Tengo una prima en Alicante que, cada vez que viene a Málaga, flipa. Es así. Ya sea paseando por la calle Larios, tomando una copa en los Baños del Carmen o en la calle Alcazabilla, está enamorada de la que Aleixandre definió como Ciudad del Paraíso. No la culpo. A mí me encanta esa cara de nuestra urbe, la de los cuatro museos por metro cuadrado, la de la cultura, la de las conferencias y los talleres, la que grita «vivan los emprendedores y juégate tu dinero para que te deslomes pagando el autónomo y el IVA», y la de las mesas ocupando media calle y la de los hoteles imposibles en sitios a los que los malagueños de a pie jamás van a poder aspirar, aunque sea, ya lo sé, la única forma que tenemos por aquí de generar empleo precario, que es nuestro sino eterno. En fin, me mola la Málaga que se ha construido en los últimos veinte años, con su corazón peatonalizado y ese puerto perfecto para que atraquen los cruceros de mayor calado del mundo, y ese árbol de Navidad kilométrico y el espectáculo de luces envidia de toda Andalucía. Todo eso está muy bien.

Luego, está la cara B, esa a la que sólo miramos de vez en cuando y a la que no hacemos caso. Hablo de las dieciséis horas de cola que algunos pasaron desde la medianoche del día 23 de diciembre hasta las cuatro de la tarde del 24 en el comedor que Los Ángeles Malagueños de la Noche tienen en la calle Fuentecilla. Los primeros de la fila habían cogido su lugar horas antes de que comenzara el reparto solidario de menús y alimentos no perecederos. Huelga decir que la labor de esta ONG, como la de tantas otras, es encomiable. Paliar el hambre es uno de los derechos inalienables del ser humano.

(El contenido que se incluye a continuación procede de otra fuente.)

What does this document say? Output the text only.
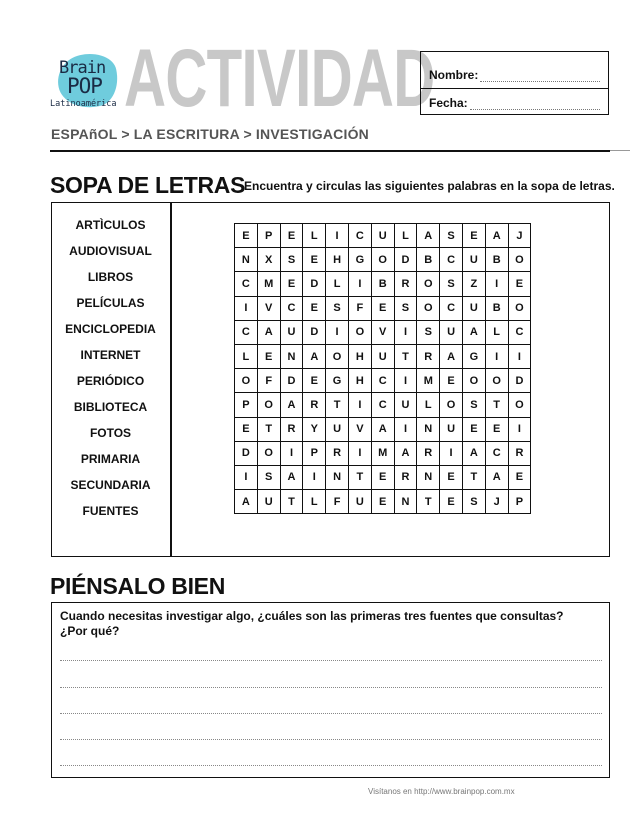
Brain
POP
Latinoamérica ACTIVIDAD
Nombre:
Fecha:
ESPAñOL > LA ESCRITURA > INVESTIGACIÓN
SOPA DE LETRAS
Encuentra y circulas las siguientes palabras en la sopa de letras.
ARTÌCULOS
AUDIOVISUAL
LIBROS
PELÍCULAS
ENCICLOPEDIA
INTERNET
PERIÓDICO
BIBLIOTECA
FOTOS
PRIMARIA
SECUNDARIA
FUENTES
E	P	E	L	I	C	U	L	A	S	E	A	J
N	X	S	E	H	G	O	D	B	C	U	B	O
C	M	E	D	L	I	B	R	O	S	Z	I	E
I	V	C	E	S	F	E	S	O	C	U	B	O
C	A	U	D	I	O	V	I	S	U	A	L	C
L	E	N	A	O	H	U	T	R	A	G	I	I
O	F	D	E	G	H	C	I	M	E	O	O	D
P	O	A	R	T	I	C	U	L	O	S	T	O
E	T	R	Y	U	V	A	I	N	U	E	E	I
D	O	I	P	R	I	M	A	R	I	A	C	R
I	S	A	I	N	T	E	R	N	E	T	A	E
A	U	T	L	F	U	E	N	T	E	S	J	P
PIÉNSALO BIEN
Cuando necesitas investigar algo, ¿cuáles son las primeras tres fuentes que consultas?
¿Por qué?
Visítanos en http://www.brainpop.com.mx
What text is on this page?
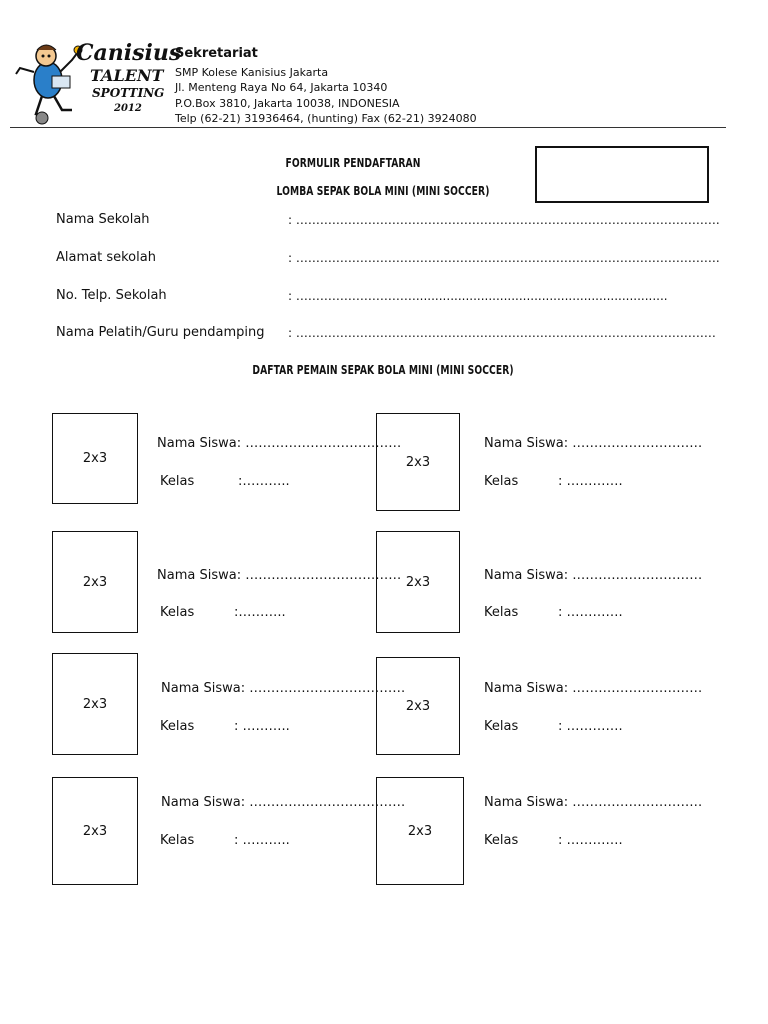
Canisius
TALENT
SPOTTING
2012
Sekretariat
SMP Kolese Kanisius Jakarta
Jl. Menteng Raya No 64, Jakarta 10340
P.O.Box 3810, Jakarta 10038, INDONESIA
Telp (62-21) 31936464, (hunting) Fax (62-21) 3924080
FORMULIR PENDAFTARAN
LOMBA SEPAK BOLA MINI (MINI SOCCER)
Nama Sekolah	: …………………………………………………………………………………………….
Alamat sekolah	: …………………………………………………………………………………………….
No. Telp. Sekolah	: …………………………..................................................................
Nama Pelatih/Guru pendamping : ……………………………………………………………………………………………
DAFTAR PEMAIN SEPAK BOLA MINI (MINI SOCCER)
2x3
Nama Siswa: ………………………………
Kelas	:………..
2x3
Nama Siswa: …………………………
Kelas	: ………….
2x3	Nama Siswa: ………………………………
Kelas	:………..
2x3	Nama Siswa: …………………………
Kelas	: ………….
2x3
Nama Siswa: ………………………………
Kelas	: ………..
2x3
Nama Siswa: …………………………
Kelas	: ………….
2x3
Nama Siswa: ………………………………
Kelas	: ………..
2x3
Nama Siswa: …………………………
Kelas	: ………….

En esa fila, no sólo había personas sin hogar. Hoy, la pobreza ha mutado, se ha metamorfoseado, y en esa fila, según los testimonios, había madres solteras de muy corta edad, parados de larga duración con muchos hijos a su cargo que no podían permitirse una cena como la del resto de sus conciudadanos, hombres y mujeres con enfermos dependientes a su cargo a los que no les llega con la ayuda, gente que ya ha agotado las subvenciones, el desempleo y todos los asideros que tenían para seguir comiendo, o matrimonios que, agobiados con la hipoteca, no podían hacer otra cosa que colocarse en esa cola para pasar una Nochebuena más o menos digna. Muchos de ellos repetían que jamás pensaron verse así, que nunca lo habrían supuesto y que varios golpes de mala suerte los colocaron en esa situación. Esa cola es indigna, no porque las que la formaran no tuvieran dignidad, válgame Dios, sino porque esa fila es la de la nuestra vergüenza colectiva como ciudad, un fracaso conjunto que ha precipitado la crisis financiera y la poca vergüenza de unos cuantos que se lucraron con cláusulas suelo, participaciones preferentes o robando a manos llenas en ayuntamientos de todo el país. Ahora se habla de pobreza energética y de los planes que el Gobierno va a poner en marcha para que España vaya bien, de lo que se escucha hablar es de empleo y de un plan nacional contra la pobreza. Podríamos empezar en Málaga. Sospecho que esa cola no le habría gustado nada a mi prima de Alicante.